Thursday, January 7, 2016
Compliance in the Age of Unlimited Data
During the recent CLS Conference in Toronto on Financial Industry compliance it struck me that a considerable amount of discussion was focused on the industry’s recognition of the scope and complexity that Compliance teams face in today’s world. We live in a world with vast quantities of data but we struggle to organize it in meaningful ways. There was discussion around the changes to regulations and strategies that various stakeholders are proposing to meet new and expanding reporting requirements and all of them require data. The message that came across clearly is that everyone from the regulator to the investor are part of the compliance lifecycle and can contribute to its management and enforcement, from my perspective I wondered about how well most of these organizations have harnessed their data to support compliance. There was even a discussion on how to turn compliance into a profit centre based on the savings for being simply compliant. Organizations can realize a cost savings by reduced legal proceedings and any potential fines. From my perspective as a data professional I believe that the foundation of compliance, enforcement and identification is based in data and most of the dialogue mentioned source information but there was little discussion on the difficulty in collecting the data so that it is meaningful. From the compliance officer’s perspective, they need the data and IT just needs to provide it on a timely basis. As reflected by the speakers at the event this is often the most demanding and underestimated part of compliance. From an IT perspective we need to better serve the users by providing data in more standardized and consumable format for both the organization and the regulators.
There is a significant demand today for information, and compliance is one area in the financial industry where a truly comprehensive view of the data is needed more than most. The compliance group in all financial institutions need to generally report on all of the information across the entire institution. This requires that data is collected from numerous systems and organized in a way that is useful and meets the compliance requirements. Most financial companies have so many systems and so much data this task is daunting and challenging. Each financial institution have such a volume of data needed to support compliance they are looking at how to better store information such that it serves compliance needs but also provides additional value for analytics and prediction. This is not simply a storage problem but also a problem of integration. This is where Big Data is lending a helping hand. We see many banks creating data repositories to service compliance requirements but with vision for a more robust platform for analytics in the future. Data is being stored and integrated to support the foundation of information for this need today of compliance and the future for improved analytics. These data repositories become valuable resources as for many this is the first time that data from across the various financial portfolios have been integrated and made available for use by analysts along with compliance teams.
The other challenge we observed was how these same organizations need to become more proactive to address problems before they become compliance issues.
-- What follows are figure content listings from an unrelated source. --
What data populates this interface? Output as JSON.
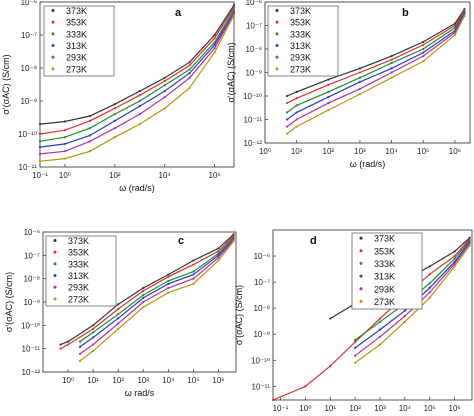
{
  "chart_data": [
    {
      "type": "line",
      "panel_label": "a",
      "xlabel": "ω (rad/s)",
      "ylabel": "σ'(σAC) (S/cm)",
      "x_log": true,
      "y_log": true,
      "xlim": [
        0.1,
        6000000
      ],
      "ylim": [
        1e-11,
        1e-06
      ],
      "x_ticks": [
        {
          "v": 0.1,
          "label": "10⁻¹"
        },
        {
          "v": 1,
          "label": "10⁰"
        },
        {
          "v": 100,
          "label": "10²"
        },
        {
          "v": 10000,
          "label": "10⁴"
        },
        {
          "v": 1000000,
          "label": "10⁶"
        }
      ],
      "y_ticks": [
        {
          "v": 1e-11,
          "label": "10⁻¹¹"
        },
        {
          "v": 1e-10,
          "label": "10⁻¹⁰"
        },
        {
          "v": 1e-09,
          "label": "10⁻⁹"
        },
        {
          "v": 1e-08,
          "label": "10⁻⁸"
        },
        {
          "v": 1e-07,
          "label": "10⁻⁷"
        },
        {
          "v": 1e-06,
          "label": "10⁻⁶"
        }
      ],
      "legend_position": "top-left",
      "series": [
        {
          "name": "373K",
          "color": "#333333",
          "x": [
            0.1,
            1,
            10,
            100,
            1000,
            10000,
            100000,
            1000000,
            6000000
          ],
          "y": [
            2e-10,
            2.4e-10,
            3.5e-10,
            8e-10,
            2e-09,
            5e-09,
            1.5e-08,
            1e-07,
            8e-07
          ]
        },
        {
          "name": "353K",
          "color": "#e03030",
          "x": [
            0.1,
            1,
            10,
            100,
            1000,
            10000,
            100000,
            1000000,
            6000000
          ],
          "y": [
            1e-10,
            1.3e-10,
            2.5e-10,
            6e-10,
            1.5e-09,
            4e-09,
            1.2e-08,
            8e-08,
            7e-07
          ]
        },
        {
          "name": "333K",
          "color": "#2a8a2a",
          "x": [
            0.1,
            1,
            10,
            100,
            1000,
            10000,
            100000,
            1000000,
            6000000
          ],
          "y": [
            6e-11,
            8e-11,
            1.5e-10,
            4e-10,
            1e-09,
            3e-09,
            9e-09,
            6e-08,
            6e-07
          ]
        },
        {
          "name": "313K",
          "color": "#2040c0",
          "x": [
            0.1,
            1,
            10,
            100,
            1000,
            10000,
            100000,
            1000000,
            6000000
          ],
          "y": [
            4e-11,
            5e-11,
            9e-11,
            2.5e-10,
            7e-10,
            2e-09,
            7e-09,
            5e-08,
            5e-07
          ]
        },
        {
          "name": "293K",
          "color": "#b030b0",
          "x": [
            0.1,
            1,
            10,
            100,
            1000,
            10000,
            100000,
            1000000,
            6000000
          ],
          "y": [
            2.5e-11,
            3e-11,
            6e-11,
            1.5e-10,
            4e-10,
            1.3e-09,
            5e-09,
            4e-08,
            4.5e-07
          ]
        },
        {
          "name": "273K",
          "color": "#c09010",
          "x": [
            0.1,
            1,
            10,
            100,
            1000,
            10000,
            100000,
            1000000,
            6000000
          ],
          "y": [
            1.5e-11,
            1.8e-11,
            3e-11,
            8e-11,
            2e-10,
            6e-10,
            2.5e-09,
            3e-08,
            4e-07
          ]
        }
      ]
    },
    {
      "type": "line",
      "panel_label": "b",
      "xlabel": "ω (rad/s)",
      "ylabel": "σ'(σAC) (S/cm)",
      "x_log": true,
      "y_log": true,
      "xlim": [
        1,
        3000000
      ],
      "ylim": [
        1e-12,
        1e-06
      ],
      "x_ticks": [
        {
          "v": 1,
          "label": "10⁰"
        },
        {
          "v": 10,
          "label": "10¹"
        },
        {
          "v": 100,
          "label": "10²"
        },
        {
          "v": 1000,
          "label": "10³"
        },
        {
          "v": 10000,
          "label": "10⁴"
        },
        {
          "v": 100000,
          "label": "10⁵"
        },
        {
          "v": 1000000,
          "label": "10⁶"
        }
      ],
      "y_ticks": [
        {
          "v": 1e-12,
          "label": "10⁻¹²"
        },
        {
          "v": 1e-11,
          "label": "10⁻¹¹"
        },
        {
          "v": 1e-10,
          "label": "10⁻¹⁰"
        },
        {
          "v": 1e-09,
          "label": "10⁻⁹"
        },
        {
          "v": 1e-08,
          "label": "10⁻⁸"
        },
        {
          "v": 1e-07,
          "label": "10⁻⁷"
        },
        {
          "v": 1e-06,
          "label": "10⁻⁶"
        }
      ],
      "legend_position": "top-left",
      "series": [
        {
          "name": "373K",
          "color": "#333333",
          "x": [
            5,
            10,
            100,
            1000,
            10000,
            100000,
            1000000,
            2000000
          ],
          "y": [
            1e-10,
            1.5e-10,
            5e-10,
            1.5e-09,
            5e-09,
            2e-08,
            1.2e-07,
            5e-07
          ]
        },
        {
          "name": "353K",
          "color": "#e03030",
          "x": [
            5,
            10,
            100,
            1000,
            10000,
            100000,
            1000000,
            2000000
          ],
          "y": [
            5e-11,
            8e-11,
            3e-10,
            1e-09,
            3.5e-09,
            1.5e-08,
            1e-07,
            4.5e-07
          ]
        },
        {
          "name": "333K",
          "color": "#2a8a2a",
          "x": [
            5,
            10,
            100,
            1000,
            10000,
            100000,
            1000000,
            2000000
          ],
          "y": [
            2e-11,
            4e-11,
            1.5e-10,
            6e-10,
            2.5e-09,
            1e-08,
            8e-08,
            4e-07
          ]
        },
        {
          "name": "313K",
          "color": "#2040c0",
          "x": [
            5,
            10,
            100,
            1000,
            10000,
            100000,
            1000000,
            2000000
          ],
          "y": [
            1e-11,
            2e-11,
            9e-11,
            4e-10,
            1.5e-09,
            7e-09,
            6e-08,
            3.5e-07
          ]
        },
        {
          "name": "293K",
          "color": "#b030b0",
          "x": [
            5,
            10,
            100,
            1000,
            10000,
            100000,
            1000000,
            2000000
          ],
          "y": [
            5e-12,
            1e-11,
            5e-11,
            2e-10,
            1e-09,
            5e-09,
            5e-08,
            3e-07
          ]
        },
        {
          "name": "273K",
          "color": "#c09010",
          "x": [
            5,
            10,
            100,
            1000,
            10000,
            100000,
            1000000,
            2000000
          ],
          "y": [
            2.5e-12,
            5e-12,
            2.5e-11,
            1.2e-10,
            6e-10,
            3e-09,
            4e-08,
            2.5e-07
          ]
        }
      ]
    },
    {
      "type": "line",
      "panel_label": "c",
      "xlabel": "ω rad/s",
      "ylabel": "σ'(σAC) (S/cm)",
      "x_log": true,
      "y_log": true,
      "xlim": [
        0.1,
        5000000
      ],
      "ylim": [
        1e-12,
        1e-06
      ],
      "x_ticks": [
        {
          "v": 1,
          "label": "10⁰"
        },
        {
          "v": 10,
          "label": "10¹"
        },
        {
          "v": 100,
          "label": "10²"
        },
        {
          "v": 1000,
          "label": "10³"
        },
        {
          "v": 10000,
          "label": "10⁴"
        },
        {
          "v": 100000,
          "label": "10⁵"
        },
        {
          "v": 1000000,
          "label": "10⁶"
        }
      ],
      "y_ticks": [
        {
          "v": 1e-12,
          "label": "10⁻¹²"
        },
        {
          "v": 1e-11,
          "label": "10⁻¹¹"
        },
        {
          "v": 1e-10,
          "label": "10⁻¹⁰"
        },
        {
          "v": 1e-09,
          "label": "10⁻⁹"
        },
        {
          "v": 1e-08,
          "label": "10⁻⁸"
        },
        {
          "v": 1e-07,
          "label": "10⁻⁷"
        },
        {
          "v": 1e-06,
          "label": "10⁻⁶"
        }
      ],
      "legend_position": "top-left",
      "series": [
        {
          "name": "373K",
          "color": "#333333",
          "x": [
            0.5,
            1,
            10,
            100,
            1000,
            10000,
            100000,
            1000000,
            4000000
          ],
          "y": [
            1.5e-11,
            2e-11,
            1e-10,
            8e-10,
            4e-09,
            1.5e-08,
            6e-08,
            2e-07,
            8e-07
          ]
        },
        {
          "name": "353K",
          "color": "#e03030",
          "x": [
            0.5,
            1,
            10,
            100,
            1000,
            10000,
            100000,
            1000000,
            4000000
          ],
          "y": [
            1e-11,
            1.5e-11,
            7e-11,
            5e-10,
            3e-09,
            1.2e-08,
            4e-08,
            1.5e-07,
            7e-07
          ]
        },
        {
          "name": "333K",
          "color": "#2a8a2a",
          "x": [
            3,
            10,
            100,
            1000,
            10000,
            100000,
            1000000,
            4000000
          ],
          "y": [
            2e-11,
            5e-11,
            3e-10,
            2e-09,
            8e-09,
            2e-08,
            1.2e-07,
            6e-07
          ]
        },
        {
          "name": "313K",
          "color": "#2040c0",
          "x": [
            3,
            10,
            100,
            1000,
            10000,
            100000,
            1000000,
            4000000
          ],
          "y": [
            1.2e-11,
            3e-11,
            2e-10,
            1.5e-09,
            6e-09,
            1.5e-08,
            1e-07,
            5e-07
          ]
        },
        {
          "name": "293K",
          "color": "#b030b0",
          "x": [
            3,
            10,
            100,
            1000,
            10000,
            100000,
            1000000,
            4000000
          ],
          "y": [
            6e-12,
            1.5e-11,
            1.2e-10,
            1e-09,
            4e-09,
            1e-08,
            8e-08,
            4.5e-07
          ]
        },
        {
          "name": "273K",
          "color": "#c09010",
          "x": [
            3,
            10,
            100,
            1000,
            10000,
            100000,
            1000000,
            4000000
          ],
          "y": [
            3e-12,
            8e-12,
            7e-11,
            6e-10,
            2.5e-09,
            6e-09,
            6e-08,
            4e-07
          ]
        }
      ]
    },
    {
      "type": "line",
      "panel_label": "d",
      "xlabel": "ω (rad/s)",
      "ylabel": "σ'(σAC) (S/cm)",
      "x_log": true,
      "y_log": true,
      "xlim": [
        0.05,
        5000000
      ],
      "ylim": [
        3e-12,
        1e-05
      ],
      "x_ticks": [
        {
          "v": 0.1,
          "label": "10⁻¹"
        },
        {
          "v": 1,
          "label": "10⁰"
        },
        {
          "v": 10,
          "label": "10¹"
        },
        {
          "v": 100,
          "label": "10²"
        },
        {
          "v": 1000,
          "label": "10³"
        },
        {
          "v": 10000,
          "label": "10⁴"
        },
        {
          "v": 100000,
          "label": "10⁵"
        },
        {
          "v": 1000000,
          "label": "10⁶"
        }
      ],
      "y_ticks": [
        {
          "v": 1e-11,
          "label": "10⁻¹¹"
        },
        {
          "v": 1e-10,
          "label": "10⁻¹⁰"
        },
        {
          "v": 1e-09,
          "label": "10⁻⁹"
        },
        {
          "v": 1e-08,
          "label": "10⁻⁸"
        },
        {
          "v": 1e-07,
          "label": "10⁻⁷"
        },
        {
          "v": 1e-06,
          "label": "10⁻⁶"
        }
      ],
      "legend_position": "top-right",
      "series": [
        {
          "name": "373K",
          "color": "#333333",
          "x": [
            10,
            100,
            1000,
            10000,
            100000,
            1000000,
            4000000
          ],
          "y": [
            4e-09,
            1.5e-08,
            4e-08,
            1.2e-07,
            4e-07,
            1.5e-06,
            5e-06
          ]
        },
        {
          "name": "353K",
          "color": "#e03030",
          "x": [
            0.05,
            1,
            10,
            100,
            1000,
            10000,
            100000,
            1000000,
            4000000
          ],
          "y": [
            3e-12,
            1e-11,
            6e-11,
            5e-10,
            4e-09,
            3e-08,
            2e-07,
            1e-06,
            4.5e-06
          ]
        },
        {
          "name": "333K",
          "color": "#2a8a2a",
          "x": [
            100,
            1000,
            10000,
            100000,
            1000000,
            4000000
          ],
          "y": [
            6e-10,
            3e-09,
            1.5e-08,
            9e-08,
            8e-07,
            4e-06
          ]
        },
        {
          "name": "313K",
          "color": "#2040c0",
          "x": [
            100,
            1000,
            10000,
            100000,
            1000000,
            4000000
          ],
          "y": [
            3e-10,
            1.5e-09,
            8e-09,
            6e-08,
            6e-07,
            3.5e-06
          ]
        },
        {
          "name": "293K",
          "color": "#b030b0",
          "x": [
            100,
            1000,
            10000,
            100000,
            1000000,
            4000000
          ],
          "y": [
            1.5e-10,
            8e-10,
            5e-09,
            4e-08,
            5e-07,
            3e-06
          ]
        },
        {
          "name": "273K",
          "color": "#c09010",
          "x": [
            100,
            1000,
            10000,
            100000,
            1000000,
            4000000
          ],
          "y": [
            8e-11,
            4e-10,
            3e-09,
            2.5e-08,
            4e-07,
            2.5e-06
          ]
        }
      ]
    }
  ]
}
Most reporting today including compliance, present data at a point in time, this approach is great for reactionary actions but do little to prevent future incidents. Our data solutions need to provide more actionable insights and identify problematic trends in advance. One such example is finding trends in questionable trading. Today most brokerages have systems which identify whether a single trade is potentially a violation of trading rules or a trade model such as layering or spoofing. Most receive many of these alerts per day and finding trends is difficult if not impossible. Based on a single trade alert, a compliance officer may identify it as a violation and take some action, but often with so much data, the noise of false alerts make it difficult to identify the true violation. However when grouped together we can see trends that at the individual level were not detectable but over a longer time frame are repeated and begin to form an identifiable and actionable trend. This approach to analytics can enable better and more proactive compliance. In this case it provided new analytics which complemented the compliance requirements.
The conference illustrated the complexity which all compliance teams face but also shared how organizations can better manage and implement it. At the core, financial institutions are finding better ways to address compliance and data is the foundation.